Wing K. Chung and his late wife Alice Lee-Tsing Chung.Photo: Courtesy of the Chung family With his latest gift, Wing K. Chung is helping make blood transfusion safer. Photo: Samantha Chron
Wing K. Chung has continued his philanthropic involvement with UCLA by funding the UCLA Wing-Kwai and Alice Lee-Tsing Chung Transfusion Service in support of the Transfusion Safety and Blood Management Initiative. In 2006, Chung, a retired, accomplished structural engineer, made a contribution in recognition of his late wife’s lifelong passion for horticulture to provide the Wing-Kwai and Alice Lee-Tsing Chung Garden outside Ronald Reagan UCLA Medical Center. The garden offers patients, their family members and others a comfortable and tranquil environment to relax. Chung said he hopes his efforts dedicated to the memory of Lee-Tsing will make the world a more beautiful place for all. His latest gift is another loving tribute to his late wife and her extensive service in the UCLA blood bank and unique ties to UCLA. “I have been inspired by the hard work, the vision of and the encouragement from Dr. Jonathan Braun, chair of the Department of Pathology and Laboratory Medicine; Dr. Alyssa Ziman, chief of the Division of Clinical Laboratory Medicine, medical director of clinical laboratories and medical director of transfusion medicine; and others at UCLA,” Chung said. “I am honored to be able to partner with transfusion medicine and to contribute to this innovative effort to improve transfusion safety, reduce transfusion-related adverse events and further enhance the overall quality of the transfusion service at UCLA. Ultimately, I believe patients and their families will benefit.”

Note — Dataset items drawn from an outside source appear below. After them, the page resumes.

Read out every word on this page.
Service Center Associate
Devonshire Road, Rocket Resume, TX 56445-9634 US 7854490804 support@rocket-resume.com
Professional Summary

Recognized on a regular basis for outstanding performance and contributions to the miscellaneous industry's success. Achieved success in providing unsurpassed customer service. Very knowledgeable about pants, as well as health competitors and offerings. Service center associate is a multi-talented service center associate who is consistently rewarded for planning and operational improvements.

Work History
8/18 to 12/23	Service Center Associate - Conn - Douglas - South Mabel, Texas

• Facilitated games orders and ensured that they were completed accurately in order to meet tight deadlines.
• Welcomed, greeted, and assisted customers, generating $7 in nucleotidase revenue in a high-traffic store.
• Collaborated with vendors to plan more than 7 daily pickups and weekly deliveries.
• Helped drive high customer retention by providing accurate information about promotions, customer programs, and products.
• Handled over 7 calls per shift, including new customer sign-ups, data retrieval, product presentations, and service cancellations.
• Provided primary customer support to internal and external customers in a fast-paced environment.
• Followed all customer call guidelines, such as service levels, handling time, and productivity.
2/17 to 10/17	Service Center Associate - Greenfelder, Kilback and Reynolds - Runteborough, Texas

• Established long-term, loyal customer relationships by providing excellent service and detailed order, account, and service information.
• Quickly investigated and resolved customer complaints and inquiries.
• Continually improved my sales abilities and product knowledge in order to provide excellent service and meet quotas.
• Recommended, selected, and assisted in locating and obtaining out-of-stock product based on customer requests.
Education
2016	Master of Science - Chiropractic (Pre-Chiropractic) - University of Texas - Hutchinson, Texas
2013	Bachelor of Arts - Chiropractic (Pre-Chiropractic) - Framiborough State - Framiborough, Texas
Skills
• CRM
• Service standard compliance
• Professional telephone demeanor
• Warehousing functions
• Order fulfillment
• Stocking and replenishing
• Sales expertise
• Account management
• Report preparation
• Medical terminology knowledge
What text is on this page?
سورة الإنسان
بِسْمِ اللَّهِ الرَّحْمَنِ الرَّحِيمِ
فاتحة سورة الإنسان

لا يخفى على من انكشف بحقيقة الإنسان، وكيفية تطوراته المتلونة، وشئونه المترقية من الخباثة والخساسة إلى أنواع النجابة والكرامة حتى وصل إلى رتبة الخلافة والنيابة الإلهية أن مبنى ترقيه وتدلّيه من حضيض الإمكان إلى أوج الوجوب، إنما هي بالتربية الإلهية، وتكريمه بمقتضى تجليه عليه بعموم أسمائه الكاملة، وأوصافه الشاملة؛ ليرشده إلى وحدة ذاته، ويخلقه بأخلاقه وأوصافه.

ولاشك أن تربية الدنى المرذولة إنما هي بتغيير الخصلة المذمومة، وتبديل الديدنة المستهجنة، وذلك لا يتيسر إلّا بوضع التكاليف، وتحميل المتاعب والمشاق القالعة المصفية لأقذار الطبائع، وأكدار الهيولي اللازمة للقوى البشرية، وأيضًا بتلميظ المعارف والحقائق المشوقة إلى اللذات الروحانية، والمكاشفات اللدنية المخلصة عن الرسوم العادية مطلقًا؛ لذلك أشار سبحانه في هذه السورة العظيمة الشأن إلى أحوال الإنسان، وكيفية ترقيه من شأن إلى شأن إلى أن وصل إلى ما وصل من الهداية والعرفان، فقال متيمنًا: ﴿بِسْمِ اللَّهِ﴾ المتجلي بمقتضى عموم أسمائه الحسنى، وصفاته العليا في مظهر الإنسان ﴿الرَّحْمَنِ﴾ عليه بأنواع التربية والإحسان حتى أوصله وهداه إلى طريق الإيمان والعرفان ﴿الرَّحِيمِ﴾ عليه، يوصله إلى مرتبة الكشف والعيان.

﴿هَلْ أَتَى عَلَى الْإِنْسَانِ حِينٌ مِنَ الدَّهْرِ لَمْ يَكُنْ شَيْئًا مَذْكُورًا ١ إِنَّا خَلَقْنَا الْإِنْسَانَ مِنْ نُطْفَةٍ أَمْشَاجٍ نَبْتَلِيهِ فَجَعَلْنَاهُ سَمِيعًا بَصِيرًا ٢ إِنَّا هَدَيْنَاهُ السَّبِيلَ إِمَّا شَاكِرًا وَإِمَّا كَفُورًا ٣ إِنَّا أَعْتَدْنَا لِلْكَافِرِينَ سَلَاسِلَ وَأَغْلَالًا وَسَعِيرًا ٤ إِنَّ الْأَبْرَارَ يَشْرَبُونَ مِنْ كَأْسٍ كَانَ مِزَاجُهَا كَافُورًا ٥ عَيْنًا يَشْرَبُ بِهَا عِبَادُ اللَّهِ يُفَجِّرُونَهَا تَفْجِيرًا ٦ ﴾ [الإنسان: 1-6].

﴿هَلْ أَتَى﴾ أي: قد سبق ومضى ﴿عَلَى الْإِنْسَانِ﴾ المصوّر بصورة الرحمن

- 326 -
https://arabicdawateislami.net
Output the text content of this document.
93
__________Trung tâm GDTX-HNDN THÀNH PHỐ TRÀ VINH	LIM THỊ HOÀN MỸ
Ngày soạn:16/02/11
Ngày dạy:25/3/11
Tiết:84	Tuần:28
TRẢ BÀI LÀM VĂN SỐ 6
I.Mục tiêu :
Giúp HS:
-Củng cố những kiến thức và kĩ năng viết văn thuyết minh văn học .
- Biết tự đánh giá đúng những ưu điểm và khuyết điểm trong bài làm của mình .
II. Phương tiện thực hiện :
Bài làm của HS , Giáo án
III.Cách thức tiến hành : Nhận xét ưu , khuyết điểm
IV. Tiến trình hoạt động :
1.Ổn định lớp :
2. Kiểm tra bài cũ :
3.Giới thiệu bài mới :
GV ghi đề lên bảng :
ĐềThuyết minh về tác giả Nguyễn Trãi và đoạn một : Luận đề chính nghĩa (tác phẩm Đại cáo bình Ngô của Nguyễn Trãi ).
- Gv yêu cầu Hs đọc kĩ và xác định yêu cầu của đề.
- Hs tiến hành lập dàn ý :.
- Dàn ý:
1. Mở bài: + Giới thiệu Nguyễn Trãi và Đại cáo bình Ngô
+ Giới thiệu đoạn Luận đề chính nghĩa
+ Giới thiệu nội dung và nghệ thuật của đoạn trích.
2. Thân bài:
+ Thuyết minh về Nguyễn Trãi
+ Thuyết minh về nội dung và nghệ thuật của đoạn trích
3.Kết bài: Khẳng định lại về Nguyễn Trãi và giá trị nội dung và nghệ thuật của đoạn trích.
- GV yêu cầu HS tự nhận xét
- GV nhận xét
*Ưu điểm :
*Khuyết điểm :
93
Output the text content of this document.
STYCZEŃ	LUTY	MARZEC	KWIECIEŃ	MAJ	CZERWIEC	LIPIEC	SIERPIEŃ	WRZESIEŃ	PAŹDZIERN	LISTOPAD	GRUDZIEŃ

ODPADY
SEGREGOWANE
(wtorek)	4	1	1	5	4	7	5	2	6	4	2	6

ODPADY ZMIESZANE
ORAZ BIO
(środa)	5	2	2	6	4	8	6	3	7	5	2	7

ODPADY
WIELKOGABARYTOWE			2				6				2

“Patients come to UCLA with complex and life-threatening diseases,” Dr. Ziman said. “A crucial part of their care is the preparation and administration of blood products tailored to each patient’s unique needs. This gift allows us to launch and sustain a pioneering program linking transfusion-medicine experts with UCLA doctors and nurses to improve transfusion safety and optimize transfusion practices for our sickest patients.”
Chung’s gift enabled the UCLA Transfusion Medicine Service to purchase the Intercept Blood System, which reduces pathogens in donated blood and decreases the risk of transfusion-transmitted infections, including septic transfusion reactions. The system represents a breakthrough in transfusion safety for patients. UCLA is the first hospital-based donor center to implement this service in California. During the system’s implementation week, UCLA was the highest producer of pathogen-reduction platelets in the United States. Chung said that in making the gift, he had a number of goals beyond advancing patient safety at UCLA. He hopes his contribution will help to garner wider support and greater philanthropic interest from the Asian American community and that the gift will make UCLA a model in transfusion service for other medical centers in the University of California system. “It gives me great satisfaction to know that I am playing a vital role in advancing the UCLA Health Sciences mission of research, education, patient care and public service,” Chung said.